We are going to display the Frequencies of the top 30 individual words /Unigrams/
# build the 1-Gram function
unigram <- function(x) NGramTokenizer(x, Weka_control(min = 1, max = 1))
# Create Term Document Matrix for 1-grams
td1 <- TermDocumentMatrix(corpusD, control = list(tokenize = unigram))
# Remove sparse elements
td1s <- removeSparseTerms(td1, 0.99)
# Create a frequency matrix and sort it out by decreasing frequency
td1sm <- sort(rowSums(as.matrix(td1s)), decreasing = T)
# Convet to a dataframe
td1smF <- data.frame(Word = names(td1sm), Frequency = td1sm)
# Reorder words based on the frequency
td1smF$Word <- reorder(td1smF$Word, td1smF$Frequency)
# Make the plot
plot1 <-
ggplot(data = td1smF[1:30, ], aes(x = Word, y = Frequency)) +
geom_bar(stat = "identity", fill = "darkred") +
coord_flip() +
ggtitle("30 Most Common Unigrams") +
xlab("Unigrams") +
ylab("Count") +
geom_text(data = td1smF[1:30, ],
aes(Word, y = -200, label = Frequency),
vjust = 0.5) +
theme_minimal()
# Display plot1
plot1
We are going to display the Frequencies of the top 30 pairs of words /Bigrams/
# build the 2-Gram function
bigram <- function(x) NGramTokenizer(x, Weka_control(min = 2, max = 2))
# Create Term Document Matrix for the 2-grams
td2 <- TermDocumentMatrix(corpusD, control = list(tokenize = bigram))
# Remove sparse elements
td2s <- removeSparseTerms(td2, 0.999)
# Create a frequency matrix and sort it out by decreasing frequency
td2sm <- sort(rowSums(as.matrix(td2s)), decreasing = T)
# Convet to a dataframe
td2smF <- data.frame(Word = names(td2sm), Frequency = td2sm)
# Reorder words based on the frequency
td2smF$Word <- reorder(td2smF$Word, td2smF$Frequency)
# Make the plot
plot2 <-
ggplot(data = td2smF[1:30, ], aes(x = Word, y = Frequency)) +
geom_bar(stat = "identity", fill = "darkred") +
coord_flip() +
ggtitle("30 Most Common Bigrams") +
xlab("Bigrams") +
ylab("Count") +
geom_text(data = td2smF[1:30, ],
aes(Word, y = -50, label = Frequency),
vjust = 0.5) +
theme_minimal()
# Display plot2
plot2
We are going to display the Frequencies of the top 30 triplets of words /Trigrams/
# build the 3-Gram function
trigram <- function(x) NGramTokenizer(x, Weka_control(min = 3, max = 3))

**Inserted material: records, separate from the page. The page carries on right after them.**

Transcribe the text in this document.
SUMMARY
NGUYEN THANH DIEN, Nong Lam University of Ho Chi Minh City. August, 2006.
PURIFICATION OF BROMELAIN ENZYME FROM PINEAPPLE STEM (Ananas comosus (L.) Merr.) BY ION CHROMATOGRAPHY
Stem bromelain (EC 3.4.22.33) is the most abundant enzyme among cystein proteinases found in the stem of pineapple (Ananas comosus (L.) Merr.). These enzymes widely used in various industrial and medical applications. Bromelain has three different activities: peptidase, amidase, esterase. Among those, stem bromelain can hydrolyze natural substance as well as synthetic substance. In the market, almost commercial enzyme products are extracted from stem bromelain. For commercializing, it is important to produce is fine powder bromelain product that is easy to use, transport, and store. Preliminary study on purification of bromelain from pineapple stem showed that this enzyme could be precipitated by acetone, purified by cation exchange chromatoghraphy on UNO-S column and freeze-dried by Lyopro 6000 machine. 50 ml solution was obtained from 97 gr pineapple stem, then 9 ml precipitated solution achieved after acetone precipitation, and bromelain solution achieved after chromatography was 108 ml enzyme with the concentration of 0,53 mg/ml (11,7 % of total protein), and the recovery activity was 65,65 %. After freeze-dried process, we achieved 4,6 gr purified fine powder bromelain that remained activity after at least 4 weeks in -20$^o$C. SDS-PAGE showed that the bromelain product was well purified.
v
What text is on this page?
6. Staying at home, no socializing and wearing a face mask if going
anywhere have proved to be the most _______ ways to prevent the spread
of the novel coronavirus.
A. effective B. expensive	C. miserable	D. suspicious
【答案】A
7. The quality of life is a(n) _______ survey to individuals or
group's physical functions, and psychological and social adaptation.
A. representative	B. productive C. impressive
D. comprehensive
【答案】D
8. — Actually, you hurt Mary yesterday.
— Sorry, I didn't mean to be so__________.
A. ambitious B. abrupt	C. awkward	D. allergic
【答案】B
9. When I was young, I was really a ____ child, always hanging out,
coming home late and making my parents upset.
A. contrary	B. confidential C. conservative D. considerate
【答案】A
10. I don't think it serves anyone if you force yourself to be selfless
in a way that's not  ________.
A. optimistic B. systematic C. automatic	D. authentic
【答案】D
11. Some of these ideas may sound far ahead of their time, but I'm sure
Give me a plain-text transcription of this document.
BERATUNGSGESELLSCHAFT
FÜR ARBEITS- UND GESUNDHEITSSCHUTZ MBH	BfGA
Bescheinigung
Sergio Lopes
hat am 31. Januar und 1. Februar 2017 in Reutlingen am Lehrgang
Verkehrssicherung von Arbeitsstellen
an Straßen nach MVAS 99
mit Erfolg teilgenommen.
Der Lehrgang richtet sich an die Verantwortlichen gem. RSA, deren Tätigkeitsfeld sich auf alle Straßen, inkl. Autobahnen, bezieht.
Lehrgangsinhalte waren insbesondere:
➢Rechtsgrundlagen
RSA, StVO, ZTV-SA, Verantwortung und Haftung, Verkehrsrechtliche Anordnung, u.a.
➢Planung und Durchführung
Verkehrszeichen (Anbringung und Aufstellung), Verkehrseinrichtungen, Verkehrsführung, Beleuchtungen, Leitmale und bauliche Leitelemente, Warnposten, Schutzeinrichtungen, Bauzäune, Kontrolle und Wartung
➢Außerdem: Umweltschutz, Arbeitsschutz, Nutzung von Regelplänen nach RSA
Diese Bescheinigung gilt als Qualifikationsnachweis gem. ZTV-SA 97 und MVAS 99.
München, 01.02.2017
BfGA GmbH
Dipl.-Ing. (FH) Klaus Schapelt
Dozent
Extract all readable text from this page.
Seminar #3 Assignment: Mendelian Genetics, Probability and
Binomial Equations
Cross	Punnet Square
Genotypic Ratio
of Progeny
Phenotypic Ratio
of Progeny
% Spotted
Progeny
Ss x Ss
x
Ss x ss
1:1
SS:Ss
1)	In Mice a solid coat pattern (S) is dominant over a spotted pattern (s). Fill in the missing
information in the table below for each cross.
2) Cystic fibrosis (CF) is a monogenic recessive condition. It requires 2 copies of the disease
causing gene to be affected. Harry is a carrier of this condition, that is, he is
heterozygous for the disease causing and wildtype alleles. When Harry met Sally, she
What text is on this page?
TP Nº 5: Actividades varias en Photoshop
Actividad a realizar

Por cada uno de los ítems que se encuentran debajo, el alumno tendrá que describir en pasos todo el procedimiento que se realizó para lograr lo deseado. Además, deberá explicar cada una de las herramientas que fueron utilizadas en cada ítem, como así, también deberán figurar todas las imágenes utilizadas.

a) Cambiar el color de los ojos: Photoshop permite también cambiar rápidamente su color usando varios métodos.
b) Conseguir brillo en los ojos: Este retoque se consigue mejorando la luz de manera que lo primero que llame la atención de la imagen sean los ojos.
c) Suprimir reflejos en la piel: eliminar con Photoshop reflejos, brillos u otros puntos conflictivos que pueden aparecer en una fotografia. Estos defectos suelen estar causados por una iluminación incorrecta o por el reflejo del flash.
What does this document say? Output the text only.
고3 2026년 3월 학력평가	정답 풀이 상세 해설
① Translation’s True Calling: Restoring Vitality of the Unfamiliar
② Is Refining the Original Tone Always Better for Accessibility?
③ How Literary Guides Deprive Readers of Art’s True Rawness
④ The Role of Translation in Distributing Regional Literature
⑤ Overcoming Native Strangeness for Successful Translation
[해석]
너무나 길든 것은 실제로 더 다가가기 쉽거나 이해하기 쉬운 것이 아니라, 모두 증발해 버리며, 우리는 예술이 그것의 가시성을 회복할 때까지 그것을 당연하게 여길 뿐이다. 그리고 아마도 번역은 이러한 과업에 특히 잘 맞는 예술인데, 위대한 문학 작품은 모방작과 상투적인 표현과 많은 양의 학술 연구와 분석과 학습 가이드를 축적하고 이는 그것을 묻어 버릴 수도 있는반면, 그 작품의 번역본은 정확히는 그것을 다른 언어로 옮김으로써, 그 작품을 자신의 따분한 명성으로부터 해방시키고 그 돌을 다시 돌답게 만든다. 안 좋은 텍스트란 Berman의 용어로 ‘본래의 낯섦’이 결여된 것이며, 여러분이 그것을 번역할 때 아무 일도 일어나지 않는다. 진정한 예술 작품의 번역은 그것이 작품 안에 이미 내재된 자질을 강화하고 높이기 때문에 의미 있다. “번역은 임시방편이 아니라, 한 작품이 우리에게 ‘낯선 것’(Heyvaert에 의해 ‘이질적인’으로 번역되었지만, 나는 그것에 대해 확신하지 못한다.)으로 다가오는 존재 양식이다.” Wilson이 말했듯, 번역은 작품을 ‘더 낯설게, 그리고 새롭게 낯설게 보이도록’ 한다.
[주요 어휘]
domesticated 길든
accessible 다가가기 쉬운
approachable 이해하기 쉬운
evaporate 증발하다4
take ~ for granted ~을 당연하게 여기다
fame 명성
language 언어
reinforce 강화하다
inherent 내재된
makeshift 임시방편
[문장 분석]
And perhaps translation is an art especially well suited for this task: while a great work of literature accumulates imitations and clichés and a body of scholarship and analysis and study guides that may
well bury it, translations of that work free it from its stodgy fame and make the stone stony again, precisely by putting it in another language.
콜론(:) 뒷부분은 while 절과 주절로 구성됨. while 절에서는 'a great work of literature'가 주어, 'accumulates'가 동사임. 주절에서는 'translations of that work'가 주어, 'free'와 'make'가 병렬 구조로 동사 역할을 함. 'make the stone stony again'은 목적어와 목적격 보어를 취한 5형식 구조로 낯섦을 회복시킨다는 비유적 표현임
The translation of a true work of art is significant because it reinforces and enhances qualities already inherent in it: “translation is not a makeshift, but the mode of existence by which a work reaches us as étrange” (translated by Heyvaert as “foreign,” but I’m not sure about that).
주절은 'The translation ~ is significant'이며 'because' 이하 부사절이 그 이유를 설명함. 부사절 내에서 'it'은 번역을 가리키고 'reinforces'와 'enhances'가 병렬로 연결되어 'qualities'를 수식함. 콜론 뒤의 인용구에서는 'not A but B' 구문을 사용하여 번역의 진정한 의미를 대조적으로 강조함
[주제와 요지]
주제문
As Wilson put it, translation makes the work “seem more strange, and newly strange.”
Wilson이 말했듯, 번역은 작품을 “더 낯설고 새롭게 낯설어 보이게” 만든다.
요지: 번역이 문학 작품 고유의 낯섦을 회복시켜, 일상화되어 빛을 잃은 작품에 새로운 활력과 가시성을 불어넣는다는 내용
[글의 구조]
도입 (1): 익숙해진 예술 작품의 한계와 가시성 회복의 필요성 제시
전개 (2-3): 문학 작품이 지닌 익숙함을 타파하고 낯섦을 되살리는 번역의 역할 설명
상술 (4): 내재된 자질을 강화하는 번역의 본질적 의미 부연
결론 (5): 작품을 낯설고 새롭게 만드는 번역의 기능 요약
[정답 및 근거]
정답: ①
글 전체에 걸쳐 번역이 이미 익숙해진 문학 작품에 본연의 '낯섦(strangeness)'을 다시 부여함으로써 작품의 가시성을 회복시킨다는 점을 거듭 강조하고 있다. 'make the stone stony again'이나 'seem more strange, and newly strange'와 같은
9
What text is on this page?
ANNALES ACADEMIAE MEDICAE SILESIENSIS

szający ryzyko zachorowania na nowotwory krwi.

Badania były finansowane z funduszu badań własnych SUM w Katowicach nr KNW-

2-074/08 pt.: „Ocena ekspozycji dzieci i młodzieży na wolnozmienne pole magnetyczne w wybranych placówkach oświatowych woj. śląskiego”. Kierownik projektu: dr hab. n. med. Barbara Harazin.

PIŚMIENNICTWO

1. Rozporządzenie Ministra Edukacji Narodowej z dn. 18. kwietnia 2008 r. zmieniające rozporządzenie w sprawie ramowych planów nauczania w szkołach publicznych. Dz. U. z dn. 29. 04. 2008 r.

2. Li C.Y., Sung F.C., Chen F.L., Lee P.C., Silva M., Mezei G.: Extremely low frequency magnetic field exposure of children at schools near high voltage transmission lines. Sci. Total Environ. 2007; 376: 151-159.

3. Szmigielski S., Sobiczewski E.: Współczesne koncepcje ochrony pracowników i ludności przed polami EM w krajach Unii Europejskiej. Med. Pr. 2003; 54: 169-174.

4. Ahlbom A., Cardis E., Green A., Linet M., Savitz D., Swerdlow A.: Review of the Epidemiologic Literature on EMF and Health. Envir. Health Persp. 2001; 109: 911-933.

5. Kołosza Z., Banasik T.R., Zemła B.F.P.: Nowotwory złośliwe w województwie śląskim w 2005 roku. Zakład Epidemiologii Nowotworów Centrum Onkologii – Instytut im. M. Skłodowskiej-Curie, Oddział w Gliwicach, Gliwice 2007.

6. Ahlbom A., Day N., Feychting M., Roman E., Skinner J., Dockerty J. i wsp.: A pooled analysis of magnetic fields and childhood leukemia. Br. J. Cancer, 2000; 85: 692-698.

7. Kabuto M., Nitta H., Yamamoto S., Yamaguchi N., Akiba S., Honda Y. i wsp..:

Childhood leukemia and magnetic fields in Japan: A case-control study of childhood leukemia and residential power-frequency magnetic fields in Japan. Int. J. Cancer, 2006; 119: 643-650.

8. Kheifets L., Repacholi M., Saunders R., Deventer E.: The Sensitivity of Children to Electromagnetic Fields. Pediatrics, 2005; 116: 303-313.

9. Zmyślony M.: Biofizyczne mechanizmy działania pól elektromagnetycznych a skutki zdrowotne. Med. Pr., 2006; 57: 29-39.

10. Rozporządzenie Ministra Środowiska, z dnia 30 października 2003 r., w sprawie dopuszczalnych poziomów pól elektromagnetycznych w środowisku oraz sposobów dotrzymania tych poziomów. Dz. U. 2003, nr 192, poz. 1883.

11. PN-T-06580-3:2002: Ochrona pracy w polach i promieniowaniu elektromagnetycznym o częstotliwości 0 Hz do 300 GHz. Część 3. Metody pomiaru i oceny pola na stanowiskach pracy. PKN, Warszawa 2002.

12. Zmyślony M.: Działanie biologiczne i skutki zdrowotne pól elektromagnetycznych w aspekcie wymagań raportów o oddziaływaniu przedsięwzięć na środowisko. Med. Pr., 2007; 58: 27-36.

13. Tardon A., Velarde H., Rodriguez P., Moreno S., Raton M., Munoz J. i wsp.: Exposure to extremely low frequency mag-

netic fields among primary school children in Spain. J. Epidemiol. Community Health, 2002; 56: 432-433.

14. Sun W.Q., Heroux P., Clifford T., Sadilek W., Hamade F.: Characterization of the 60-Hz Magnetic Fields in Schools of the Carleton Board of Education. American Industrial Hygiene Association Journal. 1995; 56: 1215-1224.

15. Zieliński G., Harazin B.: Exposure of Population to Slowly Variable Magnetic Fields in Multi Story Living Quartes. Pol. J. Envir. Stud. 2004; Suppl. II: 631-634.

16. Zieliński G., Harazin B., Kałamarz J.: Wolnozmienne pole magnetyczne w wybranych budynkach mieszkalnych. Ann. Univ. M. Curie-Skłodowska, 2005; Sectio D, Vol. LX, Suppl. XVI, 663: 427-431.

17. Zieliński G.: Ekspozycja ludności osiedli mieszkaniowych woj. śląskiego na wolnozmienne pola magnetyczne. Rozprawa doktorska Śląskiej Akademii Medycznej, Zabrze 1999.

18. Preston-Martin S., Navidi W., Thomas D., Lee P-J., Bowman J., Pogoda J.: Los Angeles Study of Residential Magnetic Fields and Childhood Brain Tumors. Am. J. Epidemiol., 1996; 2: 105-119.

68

# Create Term Document Matrix for the 3-grams
td3 <- TermDocumentMatrix(corpusD, control = list(tokenize = trigram))
# Remove sparse elements
td3s <- removeSparseTerms(td3, 0.9999)
# Create a frequency matrix and sort it out by decreasing frequency
td3sm <- sort(rowSums(as.matrix(td3s)), decreasing = T)
# Convet to a dataframe
td3smF <- data.frame(Word = names(td3sm), Frequency = td3sm)
# Reorder words based on the frequency
td3smF$Word <- reorder(td3smF$Word, td3smF$Frequency)
# Make the plot
plot3 <-
ggplot(data = td3smF[1:30, ], aes(x = Word, y = Frequency)) +
geom_bar(stat = "identity", fill = "darkred") +
coord_flip() +
ggtitle("30 Most Common Trigrams") +
xlab("Trigrams") +
ylab("Count") +
geom_text(data = td3smF[1:30, ],
aes(Word, y = -5, label = Frequency),
vjust = 0.5) +
theme_minimal()
# Display plot2
plot3
This is another way to visualize the frequency of words
Unigrams
# make word cloud for unigrams
wordcloud(word = td1smF$Word, freq = td1smF$Frequency, scale = c(3.5,.3),
max.words = 100, random.order = FALSE, random.color = FALSE, colors = c("firebrick", "firebrick1","firebrick2","firebrick3","firebrick4"))
Unigrams /individual words/
Bigrams
# make word cloud for bigrams
wordcloud(word = td2smF$Word, freq = td2smF$Frequency, scale = c(3.5,.3),
max.words = 100, random.order = FALSE, random.color = FALSE, colors = c("firebrick", "firebrick1","firebrick2","firebrick3","firebrick4"))
Bigrams /pairs of words/
Trigrams
# make word cloud for trigrams
wordcloud(word = td3smF$Word, freq = td3smF$Frequency, scale = c(3.5,.3),
max.words = 100, random.order = FALSE, random.color = FALSE, colors = c("firebrick", "firebrick1","firebrick2","firebrick3","firebrick4"))
Trigrams /triplets of words/
The plan for our Shiny app in which the user can enter a word or a sequence of words and based on our prediction model he/she will be provided with a list of possible next words. That will be based on conditional probabilities. It will use n-gram model analysis. A lot of testing and tweaking is required before the finalized model is ready.